Os agricultores têm direito à tarifa de energia com descontos em função da atividade diferenciada que exercem: alimentar o Brasil através de produções que dependem de vários equipamentos movidos a energia elétrica
Publicado 03/08/2023 - Atualizado 03/08/2023
De acordo com o Decreto nº 9.642/2018 do então presidente Michel Temer, esse ano (2023) se encerra o benefício que os consumidores “rurais” tinham na conta de luz. A chamada “luz rural” concedia às unidades de consumo classificadas no âmbito da agricultura familiar, camponesa, comunidades tradicionais, entre outras categorias, um desconto de 30% em relação à tarifa padrão de energia da respectiva distribuidora.
A tarifa diferenciada de energia elétrica para consumidores rurais é fundamental quando se considera que a unidade de consumo é – ao mesmo tempo – de uso doméstico, mas também focada na produção, beneficiamento e conservação de alimentos, utilizando diversos equipamentos elétricos, como cercas elétricas e ordenhadeiras, secadores, processadores, freezers e câmaras frias.
Ou seja, a proposta com o benefício era fornecer energia a preço mais justo para famílias que hoje produzem 70% do alimento consumido pelos brasileiros.
Dados da Aneel revelam que, em 2022, 4,3 milhões de consumidores foram classificados como “b2 – rural”. Este número é menor que em 2018, quando eram 4,7 milhões de unidades nessa modalidade, e menor ainda quando o IBGE considera que existem, no Brasil, mais de 5 milhões de unidades agrícolas de caráter familiar.
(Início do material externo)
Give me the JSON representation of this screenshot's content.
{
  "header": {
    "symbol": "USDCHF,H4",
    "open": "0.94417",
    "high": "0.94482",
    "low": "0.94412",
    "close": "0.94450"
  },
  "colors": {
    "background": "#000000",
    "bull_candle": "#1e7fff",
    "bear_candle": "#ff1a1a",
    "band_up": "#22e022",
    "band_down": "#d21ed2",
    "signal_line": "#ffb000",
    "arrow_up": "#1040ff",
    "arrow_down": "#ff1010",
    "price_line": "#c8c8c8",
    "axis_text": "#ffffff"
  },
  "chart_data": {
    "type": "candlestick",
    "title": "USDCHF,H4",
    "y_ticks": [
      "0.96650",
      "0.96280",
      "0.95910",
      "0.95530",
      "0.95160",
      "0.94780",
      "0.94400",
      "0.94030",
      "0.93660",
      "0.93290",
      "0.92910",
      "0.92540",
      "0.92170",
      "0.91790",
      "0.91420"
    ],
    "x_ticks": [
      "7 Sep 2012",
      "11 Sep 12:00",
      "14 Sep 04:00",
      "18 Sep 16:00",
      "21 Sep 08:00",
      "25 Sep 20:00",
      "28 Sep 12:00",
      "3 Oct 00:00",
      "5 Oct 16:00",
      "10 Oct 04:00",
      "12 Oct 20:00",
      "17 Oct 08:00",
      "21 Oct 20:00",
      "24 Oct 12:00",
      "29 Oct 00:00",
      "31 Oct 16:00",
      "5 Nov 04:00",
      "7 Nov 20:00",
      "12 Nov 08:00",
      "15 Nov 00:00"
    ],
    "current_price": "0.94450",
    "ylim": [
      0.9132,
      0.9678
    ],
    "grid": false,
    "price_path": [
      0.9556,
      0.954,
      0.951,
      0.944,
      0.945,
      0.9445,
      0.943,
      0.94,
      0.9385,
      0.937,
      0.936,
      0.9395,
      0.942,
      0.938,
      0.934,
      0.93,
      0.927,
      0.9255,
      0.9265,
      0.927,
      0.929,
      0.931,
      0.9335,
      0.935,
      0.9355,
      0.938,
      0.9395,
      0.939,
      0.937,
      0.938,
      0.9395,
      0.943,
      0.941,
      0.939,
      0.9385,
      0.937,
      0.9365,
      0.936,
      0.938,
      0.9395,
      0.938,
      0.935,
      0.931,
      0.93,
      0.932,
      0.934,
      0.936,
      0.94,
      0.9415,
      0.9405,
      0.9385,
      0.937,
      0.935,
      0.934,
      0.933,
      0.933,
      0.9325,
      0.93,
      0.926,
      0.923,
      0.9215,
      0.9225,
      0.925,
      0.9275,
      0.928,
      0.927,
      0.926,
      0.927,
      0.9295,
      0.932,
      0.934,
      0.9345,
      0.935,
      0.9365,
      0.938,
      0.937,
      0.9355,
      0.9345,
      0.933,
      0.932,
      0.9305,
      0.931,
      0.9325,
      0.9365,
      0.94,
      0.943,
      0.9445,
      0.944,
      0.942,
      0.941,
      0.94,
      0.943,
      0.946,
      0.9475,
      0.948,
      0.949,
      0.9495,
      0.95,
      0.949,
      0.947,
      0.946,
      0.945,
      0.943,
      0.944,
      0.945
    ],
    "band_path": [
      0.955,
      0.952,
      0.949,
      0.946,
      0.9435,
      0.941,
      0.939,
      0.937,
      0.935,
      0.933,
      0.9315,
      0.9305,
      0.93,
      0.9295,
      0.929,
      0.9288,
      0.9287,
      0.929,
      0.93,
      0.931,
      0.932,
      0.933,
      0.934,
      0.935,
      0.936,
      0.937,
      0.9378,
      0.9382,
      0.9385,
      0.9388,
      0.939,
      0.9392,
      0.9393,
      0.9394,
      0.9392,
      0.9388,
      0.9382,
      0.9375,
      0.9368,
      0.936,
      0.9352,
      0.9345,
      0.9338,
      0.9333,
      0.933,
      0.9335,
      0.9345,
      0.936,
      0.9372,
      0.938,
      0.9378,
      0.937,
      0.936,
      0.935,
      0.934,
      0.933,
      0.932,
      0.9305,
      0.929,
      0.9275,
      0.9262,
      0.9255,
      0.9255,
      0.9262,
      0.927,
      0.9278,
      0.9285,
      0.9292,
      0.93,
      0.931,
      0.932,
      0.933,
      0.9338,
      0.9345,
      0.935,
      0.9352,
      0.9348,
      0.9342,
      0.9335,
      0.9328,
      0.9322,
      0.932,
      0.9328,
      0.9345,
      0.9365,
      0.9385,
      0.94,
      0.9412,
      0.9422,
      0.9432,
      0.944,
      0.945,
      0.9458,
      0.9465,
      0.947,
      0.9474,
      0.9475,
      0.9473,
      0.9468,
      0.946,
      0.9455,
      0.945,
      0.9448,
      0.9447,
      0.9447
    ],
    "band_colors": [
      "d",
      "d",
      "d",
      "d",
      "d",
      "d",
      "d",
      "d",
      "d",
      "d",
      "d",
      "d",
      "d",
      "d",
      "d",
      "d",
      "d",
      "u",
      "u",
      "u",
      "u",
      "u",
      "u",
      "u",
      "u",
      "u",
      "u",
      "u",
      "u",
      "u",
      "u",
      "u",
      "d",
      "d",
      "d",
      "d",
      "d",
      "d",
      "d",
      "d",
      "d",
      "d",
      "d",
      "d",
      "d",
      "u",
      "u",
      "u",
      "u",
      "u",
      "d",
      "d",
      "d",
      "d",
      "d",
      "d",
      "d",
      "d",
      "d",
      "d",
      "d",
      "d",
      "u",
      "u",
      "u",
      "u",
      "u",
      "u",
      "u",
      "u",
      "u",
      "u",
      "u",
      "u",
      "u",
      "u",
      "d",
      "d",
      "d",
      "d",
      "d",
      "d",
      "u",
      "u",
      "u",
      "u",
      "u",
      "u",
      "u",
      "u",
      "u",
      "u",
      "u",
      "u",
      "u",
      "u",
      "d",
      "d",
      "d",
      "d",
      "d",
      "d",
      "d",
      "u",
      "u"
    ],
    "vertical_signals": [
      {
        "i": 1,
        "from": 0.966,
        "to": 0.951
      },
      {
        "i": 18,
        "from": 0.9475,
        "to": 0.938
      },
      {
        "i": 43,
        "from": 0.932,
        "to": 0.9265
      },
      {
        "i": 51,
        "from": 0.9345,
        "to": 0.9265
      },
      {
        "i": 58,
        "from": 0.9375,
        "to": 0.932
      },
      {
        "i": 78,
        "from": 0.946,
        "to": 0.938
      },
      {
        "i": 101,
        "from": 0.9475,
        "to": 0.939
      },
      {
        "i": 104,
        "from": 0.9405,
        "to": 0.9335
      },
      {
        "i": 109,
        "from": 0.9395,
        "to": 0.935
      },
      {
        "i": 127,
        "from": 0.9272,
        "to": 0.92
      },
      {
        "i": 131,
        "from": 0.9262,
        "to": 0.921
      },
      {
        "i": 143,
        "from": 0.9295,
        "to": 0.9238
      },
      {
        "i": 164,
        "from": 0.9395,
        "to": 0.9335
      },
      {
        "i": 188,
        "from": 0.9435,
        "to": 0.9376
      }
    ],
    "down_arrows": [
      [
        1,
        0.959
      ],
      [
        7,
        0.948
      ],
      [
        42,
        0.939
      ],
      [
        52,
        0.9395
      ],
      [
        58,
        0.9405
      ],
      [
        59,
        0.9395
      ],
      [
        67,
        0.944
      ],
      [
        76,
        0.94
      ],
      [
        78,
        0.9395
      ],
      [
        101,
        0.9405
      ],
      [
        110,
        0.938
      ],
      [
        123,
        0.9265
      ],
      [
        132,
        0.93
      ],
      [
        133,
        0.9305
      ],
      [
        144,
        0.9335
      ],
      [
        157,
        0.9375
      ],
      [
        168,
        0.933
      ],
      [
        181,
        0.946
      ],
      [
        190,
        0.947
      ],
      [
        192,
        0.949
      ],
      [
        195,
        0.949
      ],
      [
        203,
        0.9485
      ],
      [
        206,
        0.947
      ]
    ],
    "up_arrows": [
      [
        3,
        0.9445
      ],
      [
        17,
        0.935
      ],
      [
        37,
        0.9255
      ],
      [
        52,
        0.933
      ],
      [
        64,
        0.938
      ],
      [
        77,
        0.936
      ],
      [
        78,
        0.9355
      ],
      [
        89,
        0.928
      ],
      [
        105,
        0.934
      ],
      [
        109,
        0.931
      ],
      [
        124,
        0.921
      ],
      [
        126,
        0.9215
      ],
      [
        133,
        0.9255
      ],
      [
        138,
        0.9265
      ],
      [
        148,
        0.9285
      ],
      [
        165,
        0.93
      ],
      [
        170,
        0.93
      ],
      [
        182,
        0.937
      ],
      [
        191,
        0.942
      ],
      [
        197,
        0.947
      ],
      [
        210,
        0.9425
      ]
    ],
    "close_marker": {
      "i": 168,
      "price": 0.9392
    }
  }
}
Considerando que, em 2018, a tarifa média (com impostos) para esse setor era de R$ 445,16/MWh e, em 2022, esse valor passou para R$ 708,95/MWh, houve um aumento médio de 62% em 4 anos. Mesmo que tendo havido uma redução da quantidade total de energia consumida nesse período (cerca de 5%), as empresas de energia arrecadaram R$ 3,6 bilhões/ano (sem impostos) a mais apenas sobre a classe de consumo “rural”. Essa medida, inclusive, não impediu que, nesse período, a conta de luz de todos os brasileiros continuasse subindo acima da inflação.
Causa ainda espanto e indignação o fato de que o montante total demandado por essa classe de consumo, cerca de 2,0 mil MW médios, é equivalente ao que o Sistema Integrado Nacional tem “jogado fora” anualmente por meio do vertimento proposital de água das usinas hidrelétricas. Ou seja, a energia deixada de gerar nas hidrelétricas poderia abastecer o contingente de unidades agrícolas familiares gratuitamente.
Além do preço, a qualidade do serviço tem atrapalhado a ampliação da produção no campo, seja pelas frequentes interrupções causadas pela precarização dos serviços das empresas privadas, seja pela baixa capacidade das redes de distribuição. É o que relata um morador de Aratiba/RS.
“Segue esta situação caótica, também do ponto de vista da qualidade. Aqui, a corrente é 220 [volts], mas acho que chega a 150, 130 e , quando cai um poste ou uma chave, para eles chegarem é outro dilema. (…). Imagina em uma propriedade que tem ordenha de leite. Não dá pra deixar para o dia seguinte. Tem que ser hoje. (…) Da mesma forma os criadores de suíno, de frango.”
Esses elementos são evidências do fracasso da atual política de energia elétrica brasileira, que tem atualmente como maior símbolo, a apropriação por bancos e empresas privadas em quase todos os segmentos (geração, transmissão e distribuição). Essa política faz com que as empresas do setor mantenham a cobrança de uma das tarifas de energia mais caras do mundo e o elevado grau de incapacidade de gerir adequadamente os recursos mobilizados, ao ponto de desperdiçar água de hidrelétricas ao mesmo tempo que mantem funcionando usinas térmicas, especialmente a base de combustível fóssil.
Reverter essa condição se faz urgente! É imperativo que o Governo Federal revogue o Decreto nº 9.642/2018 e faça o ressarcimento dos valores pagos injustamente pelos consumidores “rurais” nesses 4 anos. Também é importante que seja retomado o programa “Luz para todos”, a fim de levar energia a 100% das unidades familiares, expandindo e reforçando as redes de distribuição no meio rural. E que se retome o controle público da indústria de eletricidade no Brasil que passa pela reestatização da Eletrobras, elo fundamental para o fornecimento de energia, desde a produção de alimentos até a produção industrial, promovendo o uso dos recursos energéticos de forma adequada e o desenvolvimento harmônico e sustentável.